Here is my take, from “Modeling Is Not Science“:

The principal lesson to be drawn from the history of massive government programs is that those who were skeptical of those programs were entirely justified in their skepticism. Informed, articulate skepticism of the kind I counsel here is the best weapon — perhaps the only effective one — in the fight to defend what remains of liberty and property against the depredations of massive government programs.

Skepticism often is met with the claim that such-and-such a model is the “best available” on a subject. But the “best available” model — even if it is the best available one — may be terrible indeed.
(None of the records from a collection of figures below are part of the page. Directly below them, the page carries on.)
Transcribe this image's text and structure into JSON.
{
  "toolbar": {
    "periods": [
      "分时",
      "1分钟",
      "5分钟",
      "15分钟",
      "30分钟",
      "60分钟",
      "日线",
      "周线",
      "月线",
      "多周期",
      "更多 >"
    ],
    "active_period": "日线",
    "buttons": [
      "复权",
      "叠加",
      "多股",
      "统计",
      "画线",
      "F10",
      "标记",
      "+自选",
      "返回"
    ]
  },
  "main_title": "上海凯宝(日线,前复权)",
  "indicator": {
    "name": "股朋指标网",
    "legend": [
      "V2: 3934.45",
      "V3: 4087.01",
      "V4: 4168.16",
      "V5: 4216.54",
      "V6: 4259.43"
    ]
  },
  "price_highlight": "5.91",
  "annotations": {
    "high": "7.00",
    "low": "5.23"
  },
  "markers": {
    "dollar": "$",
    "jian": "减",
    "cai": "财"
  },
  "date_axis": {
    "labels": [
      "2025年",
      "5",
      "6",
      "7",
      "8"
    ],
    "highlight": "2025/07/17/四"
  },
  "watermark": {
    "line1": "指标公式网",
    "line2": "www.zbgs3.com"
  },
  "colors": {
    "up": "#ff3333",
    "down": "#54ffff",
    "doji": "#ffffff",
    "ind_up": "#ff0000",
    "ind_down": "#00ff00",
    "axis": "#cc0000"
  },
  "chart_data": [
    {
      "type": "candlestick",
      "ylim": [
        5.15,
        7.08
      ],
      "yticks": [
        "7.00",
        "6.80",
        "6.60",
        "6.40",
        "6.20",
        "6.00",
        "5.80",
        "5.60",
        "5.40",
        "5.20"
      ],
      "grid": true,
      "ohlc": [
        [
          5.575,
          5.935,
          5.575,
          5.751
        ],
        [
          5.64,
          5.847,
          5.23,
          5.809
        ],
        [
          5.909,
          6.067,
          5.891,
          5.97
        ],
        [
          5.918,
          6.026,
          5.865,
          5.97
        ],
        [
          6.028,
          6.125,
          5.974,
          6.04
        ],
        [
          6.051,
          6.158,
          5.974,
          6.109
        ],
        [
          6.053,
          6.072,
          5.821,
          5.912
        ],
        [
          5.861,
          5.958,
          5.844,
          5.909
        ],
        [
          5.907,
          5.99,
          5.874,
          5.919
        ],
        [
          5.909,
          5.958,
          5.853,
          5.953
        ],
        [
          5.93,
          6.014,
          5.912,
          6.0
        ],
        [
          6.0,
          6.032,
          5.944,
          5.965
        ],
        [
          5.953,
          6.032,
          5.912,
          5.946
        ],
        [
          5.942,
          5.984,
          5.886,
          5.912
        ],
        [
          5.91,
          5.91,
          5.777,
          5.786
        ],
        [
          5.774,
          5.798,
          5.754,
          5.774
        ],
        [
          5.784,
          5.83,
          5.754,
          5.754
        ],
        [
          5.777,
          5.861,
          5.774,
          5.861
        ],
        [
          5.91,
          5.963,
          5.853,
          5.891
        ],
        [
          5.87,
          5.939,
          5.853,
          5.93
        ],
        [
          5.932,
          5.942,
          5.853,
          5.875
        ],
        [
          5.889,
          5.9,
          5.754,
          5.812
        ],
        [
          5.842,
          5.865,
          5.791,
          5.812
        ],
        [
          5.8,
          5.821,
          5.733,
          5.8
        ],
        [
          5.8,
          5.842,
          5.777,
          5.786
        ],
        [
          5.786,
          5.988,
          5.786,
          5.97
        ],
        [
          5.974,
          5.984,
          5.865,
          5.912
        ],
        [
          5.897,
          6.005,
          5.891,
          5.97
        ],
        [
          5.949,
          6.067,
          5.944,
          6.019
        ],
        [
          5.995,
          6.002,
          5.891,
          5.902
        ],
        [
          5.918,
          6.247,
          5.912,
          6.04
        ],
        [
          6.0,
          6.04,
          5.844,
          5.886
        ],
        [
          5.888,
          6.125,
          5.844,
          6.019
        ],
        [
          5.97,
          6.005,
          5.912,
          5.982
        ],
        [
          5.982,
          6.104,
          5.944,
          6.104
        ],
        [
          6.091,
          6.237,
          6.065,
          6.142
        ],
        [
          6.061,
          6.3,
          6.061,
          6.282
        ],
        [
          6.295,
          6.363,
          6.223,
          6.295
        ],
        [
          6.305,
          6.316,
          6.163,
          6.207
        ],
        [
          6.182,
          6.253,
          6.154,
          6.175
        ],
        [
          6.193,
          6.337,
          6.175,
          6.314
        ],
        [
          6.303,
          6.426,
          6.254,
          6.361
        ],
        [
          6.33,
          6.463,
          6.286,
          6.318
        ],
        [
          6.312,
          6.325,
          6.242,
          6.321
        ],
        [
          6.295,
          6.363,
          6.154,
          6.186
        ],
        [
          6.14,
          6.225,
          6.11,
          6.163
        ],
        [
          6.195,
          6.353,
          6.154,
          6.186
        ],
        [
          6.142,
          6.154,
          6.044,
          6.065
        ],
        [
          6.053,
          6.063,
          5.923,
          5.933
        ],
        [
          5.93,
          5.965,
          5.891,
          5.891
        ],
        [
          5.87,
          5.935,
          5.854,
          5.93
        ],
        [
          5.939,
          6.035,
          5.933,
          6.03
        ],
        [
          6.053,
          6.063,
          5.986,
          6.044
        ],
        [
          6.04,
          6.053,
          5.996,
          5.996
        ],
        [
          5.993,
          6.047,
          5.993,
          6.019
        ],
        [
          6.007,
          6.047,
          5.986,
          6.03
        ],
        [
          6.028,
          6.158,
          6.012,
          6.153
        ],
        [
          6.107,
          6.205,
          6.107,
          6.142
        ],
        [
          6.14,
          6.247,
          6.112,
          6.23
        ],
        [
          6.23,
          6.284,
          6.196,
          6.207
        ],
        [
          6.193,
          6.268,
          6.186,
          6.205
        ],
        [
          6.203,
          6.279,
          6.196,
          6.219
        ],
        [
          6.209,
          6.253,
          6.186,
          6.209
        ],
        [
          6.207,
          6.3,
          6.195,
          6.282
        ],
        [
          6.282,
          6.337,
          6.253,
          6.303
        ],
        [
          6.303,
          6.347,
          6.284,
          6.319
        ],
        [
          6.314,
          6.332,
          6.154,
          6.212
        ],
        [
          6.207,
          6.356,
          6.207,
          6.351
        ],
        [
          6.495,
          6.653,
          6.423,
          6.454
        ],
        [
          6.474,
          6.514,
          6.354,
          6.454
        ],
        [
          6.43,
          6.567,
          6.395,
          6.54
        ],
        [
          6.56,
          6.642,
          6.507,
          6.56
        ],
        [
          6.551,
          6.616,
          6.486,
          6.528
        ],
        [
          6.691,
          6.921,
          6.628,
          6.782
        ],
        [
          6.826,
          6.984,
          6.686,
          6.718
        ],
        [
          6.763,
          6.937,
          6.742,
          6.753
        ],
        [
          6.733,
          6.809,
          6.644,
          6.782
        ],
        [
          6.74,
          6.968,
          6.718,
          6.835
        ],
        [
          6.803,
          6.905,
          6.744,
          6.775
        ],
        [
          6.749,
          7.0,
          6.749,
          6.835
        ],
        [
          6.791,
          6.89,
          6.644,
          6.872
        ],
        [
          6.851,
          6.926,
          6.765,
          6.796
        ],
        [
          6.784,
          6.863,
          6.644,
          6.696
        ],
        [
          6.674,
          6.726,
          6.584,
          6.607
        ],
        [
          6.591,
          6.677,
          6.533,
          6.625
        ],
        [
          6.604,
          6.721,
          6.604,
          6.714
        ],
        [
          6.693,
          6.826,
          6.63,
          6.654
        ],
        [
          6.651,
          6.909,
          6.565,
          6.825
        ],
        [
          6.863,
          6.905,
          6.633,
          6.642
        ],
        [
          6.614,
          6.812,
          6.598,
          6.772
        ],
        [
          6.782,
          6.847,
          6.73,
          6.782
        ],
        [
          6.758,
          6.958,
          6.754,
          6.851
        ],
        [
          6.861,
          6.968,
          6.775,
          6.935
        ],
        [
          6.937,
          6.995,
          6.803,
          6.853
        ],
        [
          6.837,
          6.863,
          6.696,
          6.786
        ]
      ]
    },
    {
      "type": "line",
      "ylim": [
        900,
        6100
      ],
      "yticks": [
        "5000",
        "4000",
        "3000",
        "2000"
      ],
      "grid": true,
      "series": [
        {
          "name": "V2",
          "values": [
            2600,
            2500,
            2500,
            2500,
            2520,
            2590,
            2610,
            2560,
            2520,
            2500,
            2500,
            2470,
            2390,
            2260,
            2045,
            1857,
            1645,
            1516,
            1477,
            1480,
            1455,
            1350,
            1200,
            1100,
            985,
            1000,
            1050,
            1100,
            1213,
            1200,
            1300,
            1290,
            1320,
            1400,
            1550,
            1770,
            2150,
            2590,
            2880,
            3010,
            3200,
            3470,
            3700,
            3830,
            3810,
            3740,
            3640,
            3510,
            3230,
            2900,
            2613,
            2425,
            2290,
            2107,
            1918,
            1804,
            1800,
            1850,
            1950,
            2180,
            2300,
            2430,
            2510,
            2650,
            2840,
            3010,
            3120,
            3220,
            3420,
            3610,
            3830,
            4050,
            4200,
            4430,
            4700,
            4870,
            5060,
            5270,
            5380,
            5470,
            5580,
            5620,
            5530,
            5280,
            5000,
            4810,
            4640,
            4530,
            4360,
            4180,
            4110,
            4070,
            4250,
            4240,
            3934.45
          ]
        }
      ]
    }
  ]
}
Relying on the “best available” model for the sake of government action is like sending an army into battle — and likely to defeat — on the basis of rumors about the enemy’s position and strength.
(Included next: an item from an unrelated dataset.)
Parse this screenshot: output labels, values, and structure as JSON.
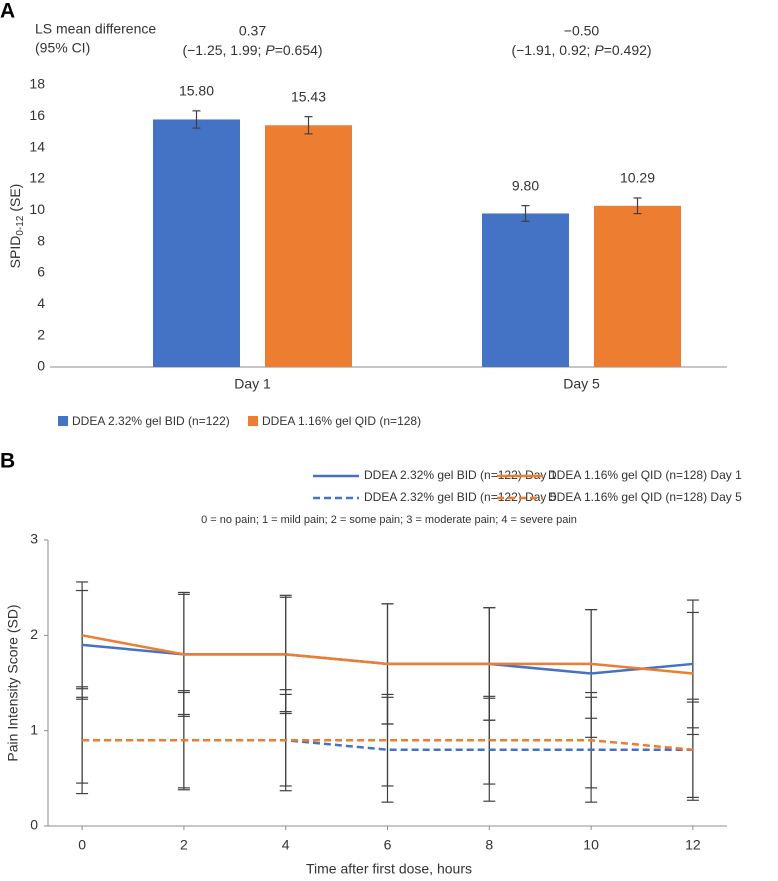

With respect to the economy and the climate, there are too many rumor-mongers (“scientists” with an agenda), too many gullible and compliant generals (politicians), and far too many soldiers available as cannon-fodder (the paying public).

Scientists and politicians who stand by models of unfathomably complex processes are guilty of physics envy, at best, and fraud, at worst.

Physics Envy

Max Borders offers a critique of economic modeling, in which he observes that

a scientist’s model, while useful in limited circumstances, is little better than a crystal ball for predicting big phenomena like markets and climate. It is an offshoot of what F. A. Hayek called the “pretence of knowledge.” In other words, modeling is a form of scientism, which is “decidedly unscientific in the true sense of the word, since it involves a mechanical and uncritical application of habits of thought to fields different from those in which they have been formed.” (“The Myth of the Model,” The Freeman, June 10, 2010, volume 60, issue 5)

I’ve said a lot (e.g., here, here, here, here, here, here, here, and here) about modeling, economics, the social sciences in general, and the pseudo-science of climatology.

Models of complex, dynamic systems — especially social systems — are manifestations of physics envy, a term used by Stephen Jay Gould. He describes it in The Mismeasure of Man (1981) as

the allure of numbers, the faith that rigorous measurement could guarantee irrefutable precision, and might mark the transition between subjective speculation and a true science as worthy as Newtonian physics.

But there’s more to science than mere numbers. Quoting, again, from The Mismeasure of Man:

Science is rooted in creative interpretation. Numbers suggest, constrain, and refute; they do not, by themselves, specify the content of scientific theories. Theories are built upon the interpretation of numbers, and interpreters are often trapped by their own rhetoric. They believe in their own objectivity, and fail to discern the prejudice that leads them to one interpretation among many consistent with their numbers.

Ironically, The Mismeasure of Man offers a strongly biased and even dishonest interpretation of numbers (among other things). When a leading critic of physics envy falls prey to it, you know that he’s on to something.